Stratégie spatiale : l'Afrique voit désormais plus grand !

Avec la construction de son premier satellite d'observation de la Terre et d'une future base de lancement spatial à Djibouti, l'Afrique est en train d'asseoir sa souveraineté spatiale. Explications.
Mounir El Figuigui
(Crédits : Reuters)

Mardi 13 décembre 2022 à 17h30 heure locale.

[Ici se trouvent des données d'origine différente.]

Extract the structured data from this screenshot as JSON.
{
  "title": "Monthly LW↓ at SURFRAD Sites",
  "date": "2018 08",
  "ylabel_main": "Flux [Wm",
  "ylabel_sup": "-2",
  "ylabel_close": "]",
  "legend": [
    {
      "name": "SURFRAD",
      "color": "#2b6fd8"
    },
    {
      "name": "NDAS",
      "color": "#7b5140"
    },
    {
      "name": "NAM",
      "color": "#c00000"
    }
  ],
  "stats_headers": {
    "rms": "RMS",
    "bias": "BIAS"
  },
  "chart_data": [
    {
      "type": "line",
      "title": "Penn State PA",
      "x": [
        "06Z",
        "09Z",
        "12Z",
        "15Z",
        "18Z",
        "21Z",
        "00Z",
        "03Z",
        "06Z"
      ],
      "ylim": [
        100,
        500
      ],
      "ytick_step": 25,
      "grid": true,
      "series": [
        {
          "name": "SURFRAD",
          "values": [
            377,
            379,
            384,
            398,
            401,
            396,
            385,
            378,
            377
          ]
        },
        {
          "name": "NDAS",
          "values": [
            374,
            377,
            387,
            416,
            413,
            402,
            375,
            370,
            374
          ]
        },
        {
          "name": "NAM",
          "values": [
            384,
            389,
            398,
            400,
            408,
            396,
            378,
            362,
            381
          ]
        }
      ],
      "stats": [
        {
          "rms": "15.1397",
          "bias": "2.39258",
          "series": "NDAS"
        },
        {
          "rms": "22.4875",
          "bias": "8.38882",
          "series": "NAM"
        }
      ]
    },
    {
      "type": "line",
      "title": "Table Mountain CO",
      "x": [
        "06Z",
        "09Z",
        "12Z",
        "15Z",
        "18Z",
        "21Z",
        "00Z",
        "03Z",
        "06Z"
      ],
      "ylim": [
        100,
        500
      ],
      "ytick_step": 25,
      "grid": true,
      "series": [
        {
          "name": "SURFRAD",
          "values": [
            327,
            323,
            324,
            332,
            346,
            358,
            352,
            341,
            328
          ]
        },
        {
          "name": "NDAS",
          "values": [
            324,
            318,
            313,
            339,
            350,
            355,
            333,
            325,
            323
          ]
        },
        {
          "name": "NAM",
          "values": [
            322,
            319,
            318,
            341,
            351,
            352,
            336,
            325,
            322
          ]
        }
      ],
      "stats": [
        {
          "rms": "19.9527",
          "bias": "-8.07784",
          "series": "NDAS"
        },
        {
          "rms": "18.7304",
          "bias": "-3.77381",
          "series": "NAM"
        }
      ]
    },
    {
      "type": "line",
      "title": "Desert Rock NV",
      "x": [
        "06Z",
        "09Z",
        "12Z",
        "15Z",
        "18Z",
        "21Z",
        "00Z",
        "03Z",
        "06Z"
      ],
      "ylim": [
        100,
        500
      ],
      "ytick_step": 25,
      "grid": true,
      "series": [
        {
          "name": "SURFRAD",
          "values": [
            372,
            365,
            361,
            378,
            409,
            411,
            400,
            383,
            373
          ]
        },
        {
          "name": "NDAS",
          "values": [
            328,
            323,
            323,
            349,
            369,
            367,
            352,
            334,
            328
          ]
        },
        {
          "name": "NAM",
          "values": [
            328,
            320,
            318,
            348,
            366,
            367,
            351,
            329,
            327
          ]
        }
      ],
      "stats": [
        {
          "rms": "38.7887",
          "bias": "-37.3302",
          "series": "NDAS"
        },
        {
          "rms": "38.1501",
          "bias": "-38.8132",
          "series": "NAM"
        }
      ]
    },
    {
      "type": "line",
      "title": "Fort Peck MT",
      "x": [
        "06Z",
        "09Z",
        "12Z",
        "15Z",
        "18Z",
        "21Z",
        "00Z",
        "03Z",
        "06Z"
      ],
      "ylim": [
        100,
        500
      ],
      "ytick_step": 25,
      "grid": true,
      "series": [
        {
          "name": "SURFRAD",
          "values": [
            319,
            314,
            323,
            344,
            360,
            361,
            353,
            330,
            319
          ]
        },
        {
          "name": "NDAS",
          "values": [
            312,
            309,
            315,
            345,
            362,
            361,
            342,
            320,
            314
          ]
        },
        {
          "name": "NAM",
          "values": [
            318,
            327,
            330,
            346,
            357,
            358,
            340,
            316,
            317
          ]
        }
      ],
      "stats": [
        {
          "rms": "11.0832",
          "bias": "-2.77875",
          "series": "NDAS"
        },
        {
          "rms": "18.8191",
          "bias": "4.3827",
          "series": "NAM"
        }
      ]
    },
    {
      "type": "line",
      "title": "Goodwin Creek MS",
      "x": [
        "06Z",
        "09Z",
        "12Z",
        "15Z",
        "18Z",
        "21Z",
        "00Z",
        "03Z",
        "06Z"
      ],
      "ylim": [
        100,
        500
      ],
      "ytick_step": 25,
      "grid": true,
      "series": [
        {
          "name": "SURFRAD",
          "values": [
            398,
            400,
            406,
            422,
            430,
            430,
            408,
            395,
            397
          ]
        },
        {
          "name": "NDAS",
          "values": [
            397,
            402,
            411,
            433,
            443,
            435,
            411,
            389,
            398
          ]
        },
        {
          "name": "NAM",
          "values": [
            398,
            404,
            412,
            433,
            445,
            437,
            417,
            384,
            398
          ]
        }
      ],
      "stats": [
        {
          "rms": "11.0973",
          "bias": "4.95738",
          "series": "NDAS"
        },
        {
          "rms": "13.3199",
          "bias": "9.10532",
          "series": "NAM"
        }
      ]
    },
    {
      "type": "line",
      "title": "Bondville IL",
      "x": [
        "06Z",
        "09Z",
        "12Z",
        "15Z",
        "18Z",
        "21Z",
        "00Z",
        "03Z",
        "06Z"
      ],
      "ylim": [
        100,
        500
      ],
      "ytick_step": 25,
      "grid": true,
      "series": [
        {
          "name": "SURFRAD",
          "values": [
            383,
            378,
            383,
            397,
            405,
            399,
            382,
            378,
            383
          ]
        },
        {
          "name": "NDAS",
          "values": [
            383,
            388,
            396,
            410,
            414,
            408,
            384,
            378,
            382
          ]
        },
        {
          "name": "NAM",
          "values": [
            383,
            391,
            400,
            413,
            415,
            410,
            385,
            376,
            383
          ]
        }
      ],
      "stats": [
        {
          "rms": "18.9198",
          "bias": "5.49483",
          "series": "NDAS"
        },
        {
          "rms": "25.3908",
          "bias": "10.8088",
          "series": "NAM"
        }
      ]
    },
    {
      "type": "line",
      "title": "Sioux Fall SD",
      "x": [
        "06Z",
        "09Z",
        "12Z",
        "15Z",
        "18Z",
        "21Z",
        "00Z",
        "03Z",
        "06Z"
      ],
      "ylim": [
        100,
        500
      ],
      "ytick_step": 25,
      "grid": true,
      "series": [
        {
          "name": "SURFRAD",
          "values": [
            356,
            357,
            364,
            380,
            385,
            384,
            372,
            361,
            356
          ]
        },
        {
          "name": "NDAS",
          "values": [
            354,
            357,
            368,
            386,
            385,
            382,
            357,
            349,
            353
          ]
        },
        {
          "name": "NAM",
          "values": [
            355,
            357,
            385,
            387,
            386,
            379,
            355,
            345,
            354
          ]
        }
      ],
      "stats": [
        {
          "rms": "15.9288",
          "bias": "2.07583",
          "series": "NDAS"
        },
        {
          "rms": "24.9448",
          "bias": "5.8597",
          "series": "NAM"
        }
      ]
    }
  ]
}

Un lanceur Ariane 5 opéré par Arianespace décolle avec succès du port spatial européen de Kourou, en Guyane française, avec à son bord le satellite météorologique MTG-I1, exclusivement dédié au continent africain, et les satellites de télécommunications Galaxy 35 et Galaxy 36.

Sur la coiffe qui chapeaute la fusée, il porte la reproduction d'une fresque à six mains, intitulée Memory of today, Memory of the future, signée par trois fleurons de l'art contemporain, le Camerounais Jean-David Nkot et les Congolais Michel Ekeba et Géraldine Tobé.

Mais il n'y a pas que le symbolique dans cette conquête de l'espace par les Africains. Janvier dernier, l'annonce par le président de Djibouti, Ismaël Omar Guelleh, d'un projet de construction d'une base de lancement spatial, en partenariat avec la société chinoise Hong Kong Aerospace Technology, ne passe pas inaperçu. C'est une première pour un continent qui, depuis plusieurs années, bataille pour atteindre sa souveraineté spatiale, mais pas que.

L'Afrique représente 20% de la superficie de la terre, plus que les États-Unis, l'Inde, la Chine et l'Europe pris ensemble or ces pays / régions ont consacré plus de 50  milliards de dollars aux activités spatiales en 2013, tandis que l'Afrique leur a  consacré moins de 100 millions de dollars (soit moins de 0,2% du budget spatial  mondial) au cours de la même période. En termes de performances dans le secteur spatial, un seul pays sur le continent africain, à savoir l'Afrique du Sud, s'est classé parmi les trente pays les plus importants en 2013.

500 millirads de chiffre d'affaires

Aujourd'hui, la stratégie spatiale africaine a pris de l'envergure : huit États africains abritent leur propre agence spatiale, huit ont leurs programmes spatiaux, comme la Tunisie qui a réussi la construction de son satellite 100 % made in Tunisia, et quatorze autres ont leurs satellites. Depuis 2019, l'Eypte avec sept autres pays du continent accueille l'Agence spatiale africaine (non encore opérationnelle). Plus ambitieuse, l'Agence spatiale nigériane prévoit d'envoyer un astronaute en 2030.
C'est dire que l'outil spatial est aujourd'hui une réalité en Afrique. D'ailleurs, Eumetsat, l'organisation européenne pour l'exploitation des satellites météorologiques basée à Darmstadt  en Allemagne tient tous les deux ans, un grand meeting en Afrique avec la participation de 50 pays du continent.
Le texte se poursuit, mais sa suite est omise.